Festival Music
PJ Harvey
Playhouse, Edinburgh
Nicola Meighan
four stars
SHE USED to cradle an autoharp onstage, but now PJ Harvey brandishes a saxophone. The Dorset rock revolutionary variously discharged squalling brass fanfares and wielded the instrument aloft like a weapon (or maybe a shield) throughout a set that elevated last year's Hope Six Demolition Project LP to a master-class in theatre, music and performance art – and upturned groundbreaking old favourites along the way.
The minimalist, austere staging – brutalist backdrop; raven-black uniforms; bass drums lit like low-slung moons – felt funereal, thrilling and wired to social commentary, while Harvey's political torch-songs and fired-up anthems spanned her career, from a roof-raising take on 1993's femme-punk wig-out 50 Ft Queenie, through the stark, nostalgic beauty of 2007's White Chalk, to the battle-worn pastoral psychedelia of The Glorious Land, from 2011's Mercury Prize-winning Let England Shake.
Emerging onstage in a 10-strong marching band procession, Harvey summoned dread and ecstasy on current album tracks like gospel dirge Chain of Keys, end-times industrial aria The Ministry of Defence, and deceptively upbeat pop cantata The Community Of Hope. These songs, and the Hope Six Demolition Project in general – which explores Harvey's observations of poverty and war in Afghanistan, Kosovo and Washington DC – lyrically conjure more questions than answers, but perhaps that is the point.

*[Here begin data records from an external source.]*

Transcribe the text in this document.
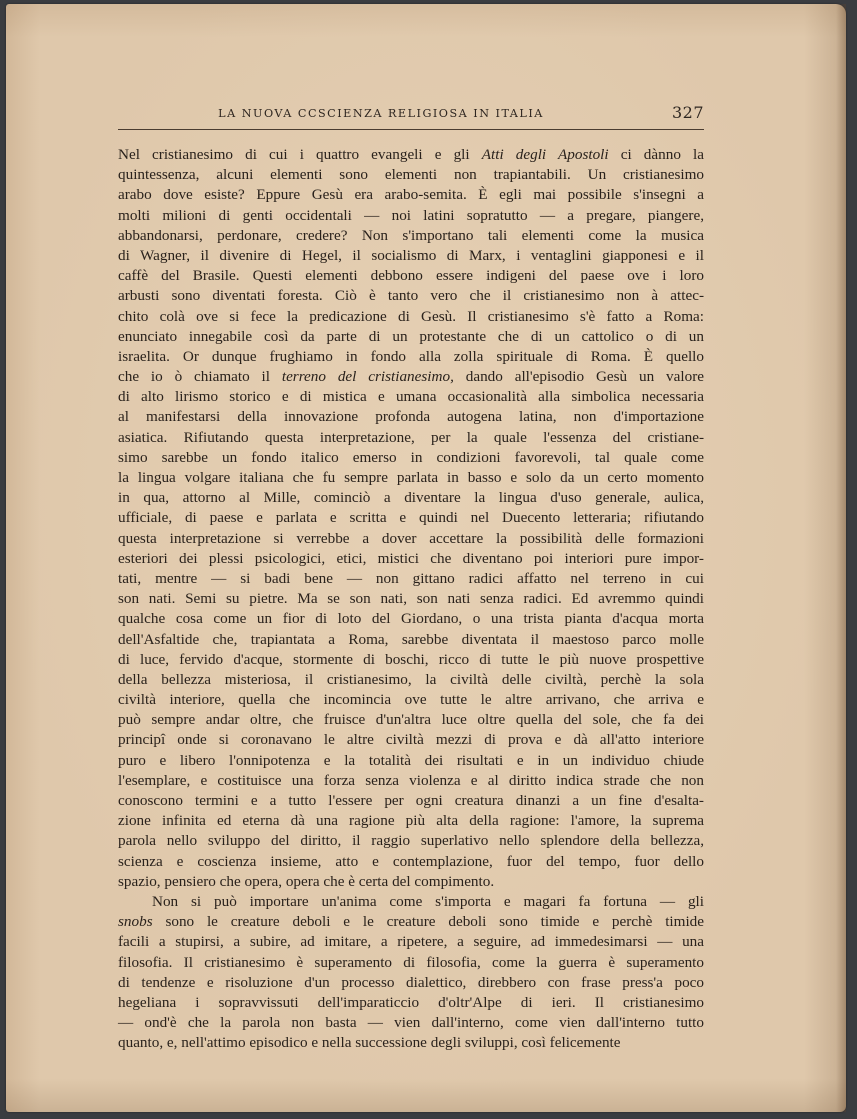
LA NUOVA CCSCIENZA RELIGIOSA IN ITALIA	327
Nel cristianesimo di cui i quattro evangeli e gli Atti degli Apostoli ci dànno la
quintessenza, alcuni elementi sono elementi non trapiantabili. Un cristianesimo
arabo dove esiste? Eppure Gesù era arabo-semita. È egli mai possibile s'insegni a
molti milioni di genti occidentali — noi latini sopratutto — a pregare, piangere,
abbandonarsi, perdonare, credere? Non s'importano tali elementi come la musica
di Wagner, il divenire di Hegel, il socialismo di Marx, i ventaglini giapponesi e il
caffè del Brasile. Questi elementi debbono essere indigeni del paese ove i loro
arbusti sono diventati foresta. Ciò è tanto vero che il cristianesimo non à attec-
chito colà ove si fece la predicazione di Gesù. Il cristianesimo s'è fatto a Roma:
enunciato innegabile così da parte di un protestante che di un cattolico o di un
israelita. Or dunque frughiamo in fondo alla zolla spirituale di Roma. È quello
che io ò chiamato il terreno del cristianesimo, dando all'episodio Gesù un valore
di alto lirismo storico e di mistica e umana occasionalità alla simbolica necessaria
al manifestarsi della innovazione profonda autogena latina, non d'importazione
asiatica. Rifiutando questa interpretazione, per la quale l'essenza del cristiane-
simo sarebbe un fondo italico emerso in condizioni favorevoli, tal quale come
la lingua volgare italiana che fu sempre parlata in basso e solo da un certo momento
in qua, attorno al Mille, cominciò a diventare la lingua d'uso generale, aulica,
ufficiale, di paese e parlata e scritta e quindi nel Duecento letteraria; rifiutando
questa interpretazione si verrebbe a dover accettare la possibilità delle formazioni
esteriori dei plessi psicologici, etici, mistici che diventano poi interiori pure impor-
tati, mentre — si badi bene — non gittano radici affatto nel terreno in cui
son nati. Semi su pietre. Ma se son nati, son nati senza radici. Ed avremmo quindi
qualche cosa come un fior di loto del Giordano, o una trista pianta d'acqua morta
dell'Asfaltide che, trapiantata a Roma, sarebbe diventata il maestoso parco molle
di luce, fervido d'acque, stormente di boschi, ricco di tutte le più nuove prospettive
della bellezza misteriosa, il cristianesimo, la civiltà delle civiltà, perchè la sola
civiltà interiore, quella che incomincia ove tutte le altre arrivano, che arriva e
può sempre andar oltre, che fruisce d'un'altra luce oltre quella del sole, che fa dei
principî onde si coronavano le altre civiltà mezzi di prova e dà all'atto interiore
puro e libero l'onnipotenza e la totalità dei risultati e in un individuo chiude
l'esemplare, e costituisce una forza senza violenza e al diritto indica strade che non
conoscono termini e a tutto l'essere per ogni creatura dinanzi a un fine d'esalta-
zione infinita ed eterna dà una ragione più alta della ragione: l'amore, la suprema
parola nello sviluppo del diritto, il raggio superlativo nello splendore della bellezza,
scienza e coscienza insieme, atto e contemplazione, fuor del tempo, fuor dello
spazio, pensiero che opera, opera che è certa del compimento.
Non si può importare un'anima come s'importa e magari fa fortuna — gli
snobs sono le creature deboli e le creature deboli sono timide e perchè timide
facili a stupirsi, a subire, ad imitare, a ripetere, a seguire, ad immedesimarsi — una
filosofia. Il cristianesimo è superamento di filosofia, come la guerra è superamento
di tendenze e risoluzione d'un processo dialettico, direbbero con frase press'a poco
hegeliana i sopravvissuti dell'imparaticcio d'oltr'Alpe di ieri. Il cristianesimo
— ond'è che la parola non basta — vien dall'interno, come vien dall'interno tutto
quanto, e, nell'attimo episodico e nella successione degli sviluppi, così felicemente
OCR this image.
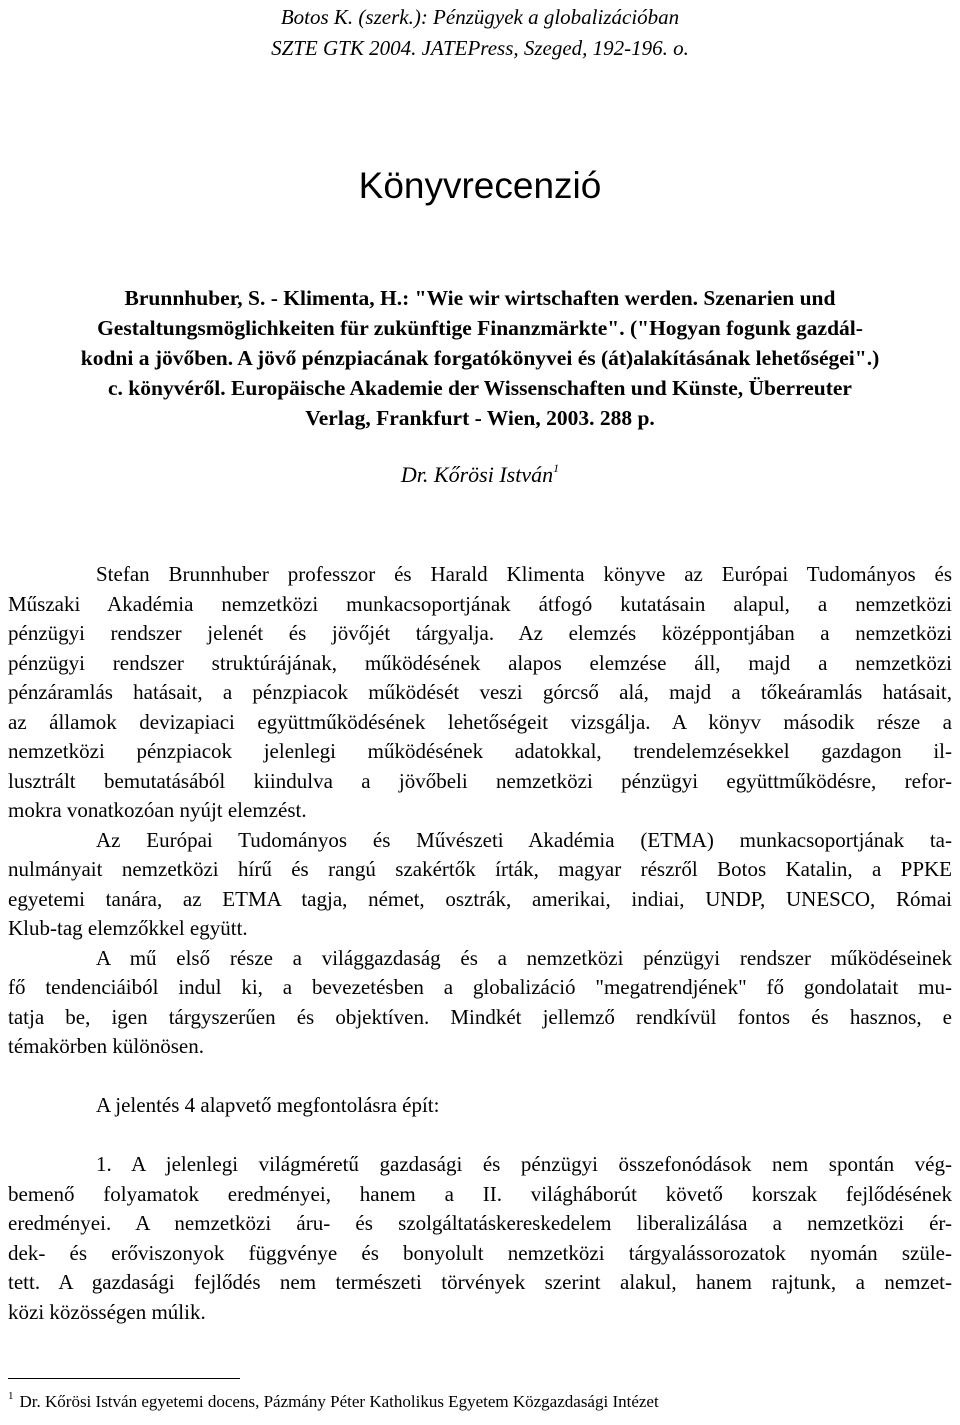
Botos K. (szerk.): Pénzügyek a globalizációban
SZTE GTK 2004. JATEPress, Szeged, 192-196. o.
Könyvrecenzió
Brunnhuber, S. - Klimenta, H.: "Wie wir wirtschaften werden. Szenarien und
Gestaltungsmöglichkeiten für zukünftige Finanzmärkte". ("Hogyan fogunk gazdál-
kodni a jövőben. A jövő pénzpiacának forgatókönyvei és (át)alakításának lehetőségei".)
c. könyvéről. Europäische Akademie der Wissenschaften und Künste, Überreuter
Verlag, Frankfurt - Wien, 2003. 288 p.
Dr. Kőrösi István$^1$
Stefan Brunnhuber professzor és Harald Klimenta könyve az Európai Tudományos és
Műszaki Akadémia nemzetközi munkacsoportjának átfogó kutatásain alapul, a nemzetközi
pénzügyi rendszer jelenét és jövőjét tárgyalja. Az elemzés középpontjában a nemzetközi
pénzügyi rendszer struktúrájának, működésének alapos elemzése áll, majd a nemzetközi
pénzáramlás hatásait, a pénzpiacok működését veszi górcső alá, majd a tőkeáramlás hatásait,
az államok devizapiaci együttműködésének lehetőségeit vizsgálja. A könyv második része a
nemzetközi pénzpiacok jelenlegi működésének adatokkal, trendelemzésekkel gazdagon il-
lusztrált bemutatásából kiindulva a jövőbeli nemzetközi pénzügyi együttműködésre, refor-
mokra vonatkozóan nyújt elemzést.
Az Európai Tudományos és Művészeti Akadémia (ETMA) munkacsoportjának ta-
nulmányait nemzetközi hírű és rangú szakértők írták, magyar részről Botos Katalin, a PPKE
egyetemi tanára, az ETMA tagja, német, osztrák, amerikai, indiai, UNDP, UNESCO, Római
Klub-tag elemzőkkel együtt.
A mű első része a világgazdaság és a nemzetközi pénzügyi rendszer működéseinek
fő tendenciáiból indul ki, a bevezetésben a globalizáció "megatrendjének" fő gondolatait mu-
tatja be, igen tárgyszerűen és objektíven. Mindkét jellemző rendkívül fontos és hasznos, e
témakörben különösen.
A jelentés 4 alapvető megfontolásra épít:
1. A jelenlegi világméretű gazdasági és pénzügyi összefonódások nem spontán vég-
bemenő folyamatok eredményei, hanem a II. világháborút követő korszak fejlődésének
eredményei. A nemzetközi áru- és szolgáltatáskereskedelem liberalizálása a nemzetközi ér-
dek- és erőviszonyok függvénye és bonyolult nemzetközi tárgyalássorozatok nyomán szüle-
tett. A gazdasági fejlődés nem természeti törvények szerint alakul, hanem rajtunk, a nemzet-
közi közösségen múlik.
$^1$ Dr. Kőrösi István egyetemi docens, Pázmány Péter Katholikus Egyetem Közgazdasági Intézet
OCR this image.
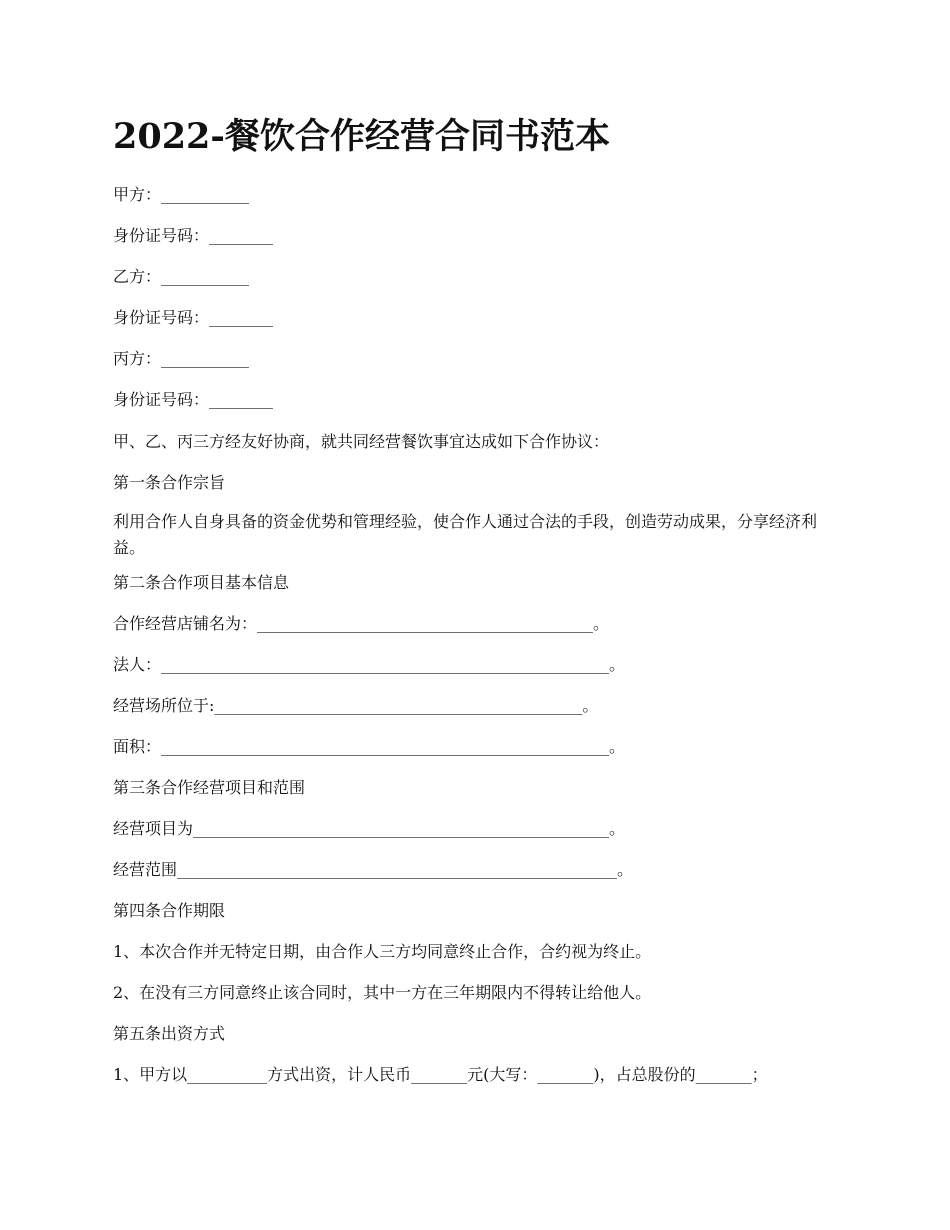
2022-餐饮合作经营合同书范本

甲方：___________

身份证号码：________

乙方：___________

身份证号码：________

丙方：___________

身份证号码：________

甲、乙、丙三方经友好协商，就共同经营餐饮事宜达成如下合作协议：

第一条合作宗旨

利用合作人自身具备的资金优势和管理经验，使合作人通过合法的手段，创造劳动成果，分享经济利益。

第二条合作项目基本信息

合作经营店铺名为：__________________________________________。

法人：________________________________________________________。

经营场所位于:______________________________________________。

面积：________________________________________________________。

第三条合作经营项目和范围

经营项目为____________________________________________________。

经营范围_______________________________________________________。

第四条合作期限

1、本次合作并无特定日期，由合作人三方均同意终止合作，合约视为终止。

2、在没有三方同意终止该合同时，其中一方在三年期限内不得转让给他人。

第五条出资方式

1、甲方以__________方式出资，计人民币_______元(大写：_______)，占总股份的_______；
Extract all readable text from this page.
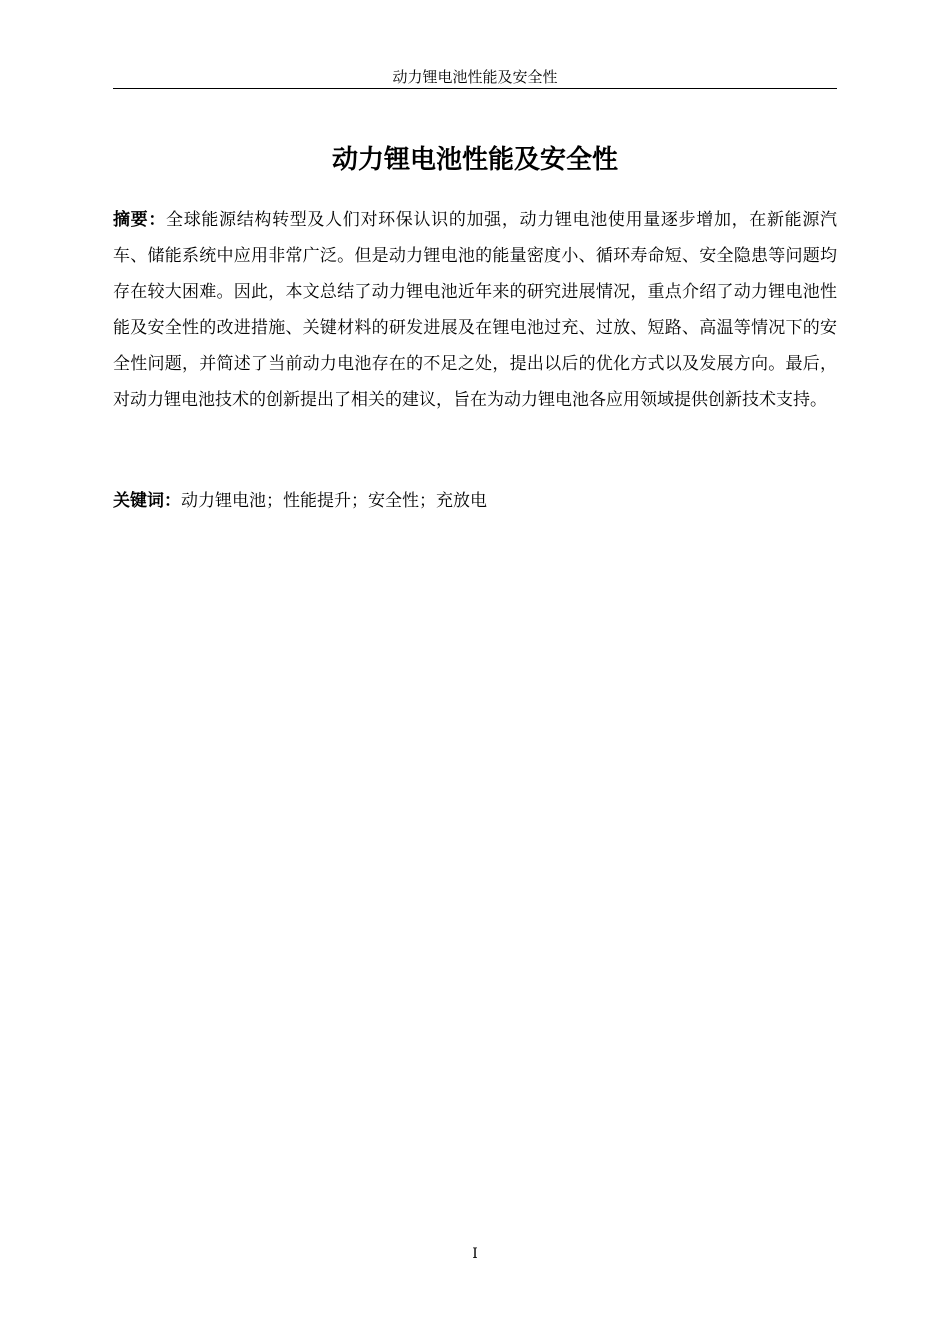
动力锂电池性能及安全性
动力锂电池性能及安全性

摘要：全球能源结构转型及人们对环保认识的加强，动力锂电池使用量逐步增加，在新能源汽车、储能系统中应用非常广泛。但是动力锂电池的能量密度小、循环寿命短、安全隐患等问题均存在较大困难。因此，本文总结了动力锂电池近年来的研究进展情况，重点介绍了动力锂电池性能及安全性的改进措施、关键材料的研发进展及在锂电池过充、过放、短路、高温等情况下的安全性问题，并简述了当前动力电池存在的不足之处，提出以后的优化方式以及发展方向。最后，对动力锂电池技术的创新提出了相关的建议，旨在为动力锂电池各应用领域提供创新技术支持。

关键词：动力锂电池；性能提升；安全性；充放电

I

Given her endlessly questing art, and her exquisite command of stagecraft – nothing is an accident – it also bears noting that Harvey was the only woman onstage. She was flanked by an incredible band (including long-time collaborators John Parish and Bad Seed Mick Harvey), but the casting also served to remind that women's voices are still in the minority. What a voice she has though, always: operatic, angry, devastating.